Comment by Caleb Maclennan (alerque) - Wednesday, 27 September 2023, 14:28 GMT
As far as I can make out this is a bug in Electron, and specifically in a version that is *almost* EOL. I'm happy to apply patches if somebody figures out something to apply to our packaging that would help make it work well with other packages like `code`, but otherwise I have to plans to even try hunting for the problem...
Comment by loqs (loqs) - Wednesday, 27 September 2023, 14:49 GMT
Does adding the parameter --disable-features=PartitionAllocBackupRefPtr help[1]?

[1] https://github.com/electron/electron/issues/39775#issuecomment-1735464518
Comment by Toolybird (Toolybird) - Friday, 27 October 2023, 21:37 GMT
> Does adding the parameter --disable-features=PartitionAllocBackupRefPtr help

Unfortunately not. I've just revisited the current state of play and the issue is still present under Plasma Wayland. Currently, the AUR -bin variant seems fine.

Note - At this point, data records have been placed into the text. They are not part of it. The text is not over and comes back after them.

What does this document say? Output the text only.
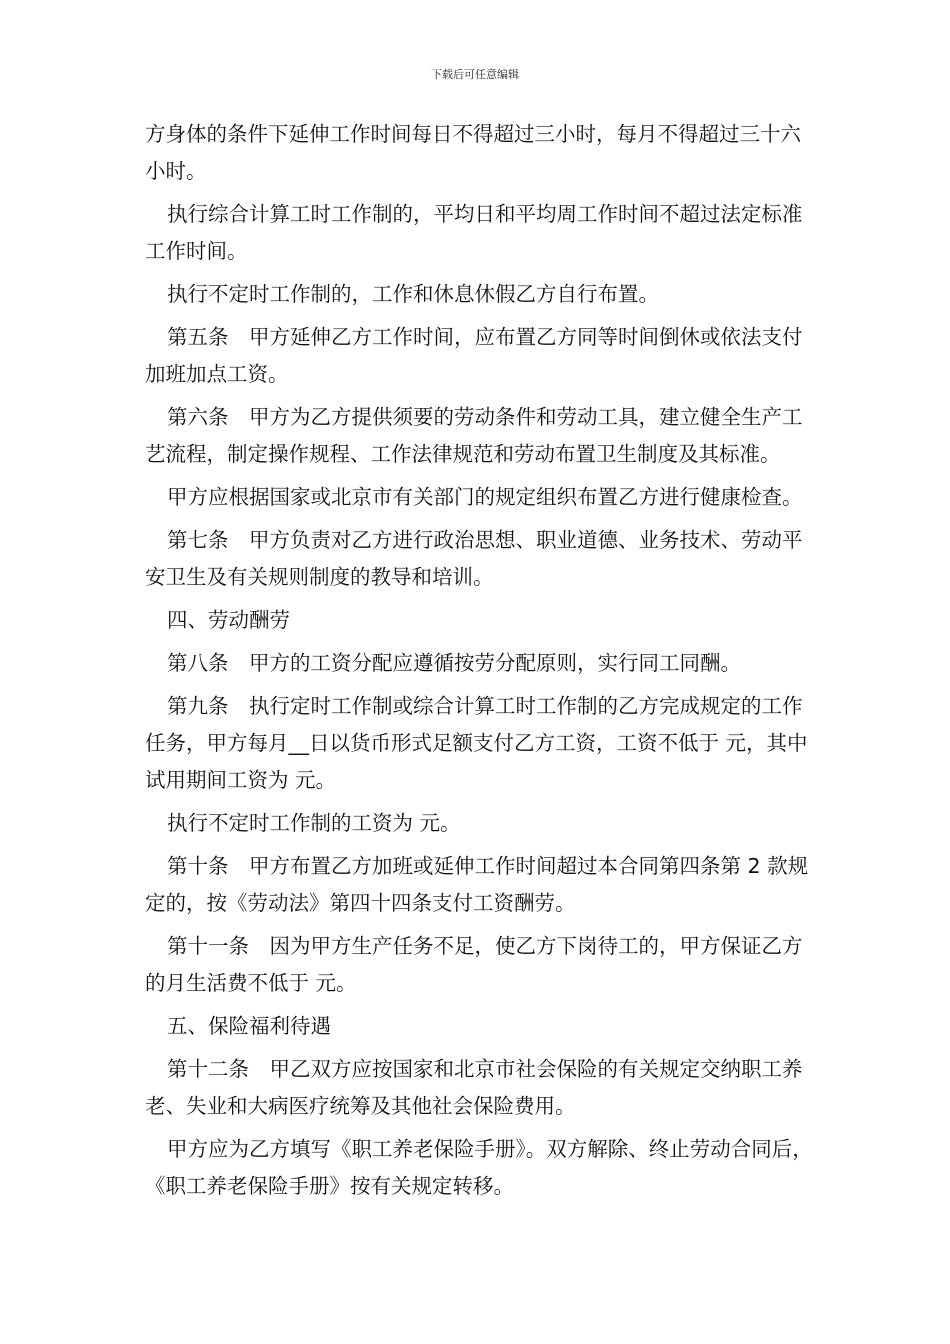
下载后可任意编辑

方身体的条件下延伸工作时间每日不得超过三小时，每月不得超过三十六小时。

执行综合计算工时工作制的，平均日和平均周工作时间不超过法定标准工作时间。

执行不定时工作制的，工作和休息休假乙方自行布置。

第五条　甲方延伸乙方工作时间，应布置乙方同等时间倒休或依法支付加班加点工资。

第六条　甲方为乙方提供须要的劳动条件和劳动工具，建立健全生产工艺流程，制定操作规程、工作法律规范和劳动布置卫生制度及其标准。

甲方应根据国家或北京市有关部门的规定组织布置乙方进行健康检查。

第七条　甲方负责对乙方进行政治思想、职业道德、业务技术、劳动平安卫生及有关规则制度的教导和培训。

四、劳动酬劳

第八条　甲方的工资分配应遵循按劳分配原则，实行同工同酬。

第九条　执行定时工作制或综合计算工时工作制的乙方完成规定的工作任务，甲方每月__日以货币形式足额支付乙方工资，工资不低于 元，其中试用期间工资为 元。

执行不定时工作制的工资为 元。

第十条　甲方布置乙方加班或延伸工作时间超过本合同第四条第 2 款规定的，按《劳动法》第四十四条支付工资酬劳。

第十一条　因为甲方生产任务不足，使乙方下岗待工的，甲方保证乙方的月生活费不低于 元。

五、保险福利待遇

第十二条　甲乙双方应按国家和北京市社会保险的有关规定交纳职工养老、失业和大病医疗统筹及其他社会保险费用。

甲方应为乙方填写《职工养老保险手册》。双方解除、终止劳动合同后，《职工养老保险手册》按有关规定转移。
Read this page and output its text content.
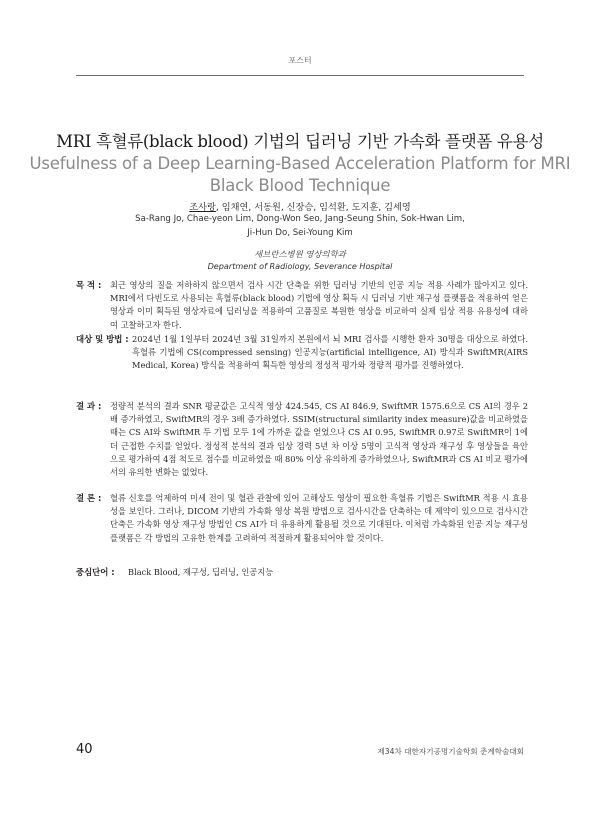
포스터
MRI 흑혈류(black blood) 기법의 딥러닝 기반 가속화 플랫폼 유용성
Usefulness of a Deep Learning-Based Acceleration Platform for MRI
Black Blood Technique
조사랑, 임채연, 서동원, 신장승, 임석환, 도지훈, 김세영
Sa-Rang Jo, Chae-yeon Lim, Dong-Won Seo, Jang-Seung Shin, Sok-Hwan Lim,
Ji-Hun Do, Sei-Young Kim
세브란스병원 영상의학과
Department of Radiology, Severance Hospital
목 적 : 최근 영상의 질을 저하하지 않으면서 검사 시간 단축을 위한 딥러닝 기반의 인공 지능 적용 사례가 많아지고 있다. MRI에서 다빈도로 사용되는 흑혈류(black blood) 기법에 영상 획득 시 딥러닝 기반 재구성 플랫폼을 적용하여 얻은 영상과 이미 획득된 영상자료에 딥러닝을 적용하여 고품질로 복원한 영상을 비교하여 실제 임상 적용 유용성에 대하여 고찰하고자 한다.
대상 및 방법 : 2024년 1월 1일부터 2024년 3월 31일까지 본원에서 뇌 MRI 검사를 시행한 환자 30명을 대상으로 하였다. 흑혈류 기법에 CS(compressed sensing) 인공지능(artificial intelligence, AI) 방식과 SwiftMR(AIRS Medical, Korea) 방식을 적용하여 획득한 영상의 정성적 평가와 정량적 평가를 진행하였다.
결 과 : 정량적 분석의 결과 SNR 평균값은 고식적 영상 424.545, CS AI 846.9, SwiftMR 1575.6으로 CS AI의 경우 2배 증가하였고, SwiftMR의 경우 3배 증가하였다. SSIM(structural similarity index measure)값을 비교하였을 때는 CS AI와 SwiftMR 두 기법 모두 1에 가까운 값을 얻었으나 CS AI 0.95, SwiftMR 0.97로 SwiftMR이 1에 더 근접한 수치를 얻었다. 정성적 분석의 결과 임상 경력 5년 차 이상 5명이 고식적 영상과 재구성 후 영상들을 육안으로 평가하여 4점 척도로 점수를 비교하였을 때 80% 이상 유의하게 증가하였으나, SwiftMR과 CS AI 비교 평가에서의 유의한 변화는 없었다.
결 론 : 혈류 신호를 억제하여 미세 전이 및 혈관 관찰에 있어 고해상도 영상이 필요한 흑혈류 기법은 SwiftMR 적용 시 효용성을 보인다. 그러나, DICOM 기반의 가속화 영상 복원 방법으로 검사시간을 단축하는 데 제약이 있으므로 검사시간 단축은 가속화 영상 재구성 방법인 CS AI가 더 유용하게 활용될 것으로 기대된다. 이처럼 가속화된 인공 지능 재구성 플랫폼은 각 방법의 고유한 한계를 고려하여 적절하게 활용되어야 할 것이다.
중심단어 : Black Blood, 재구성, 딥러닝, 인공지능
40	제34차 대한자기공명기술학회 춘계학술대회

Luckily, "code" is now updated to depend on electron25 and the issue doesn't repro there. The only 2 apps left are "keybase-gui" and "wire-desktop". Seeing as this is basically unfixable at the Arch level, I'm closing this as "Deferred" until either someone comes up with a fix, or the pkg falls out of support and is dropped.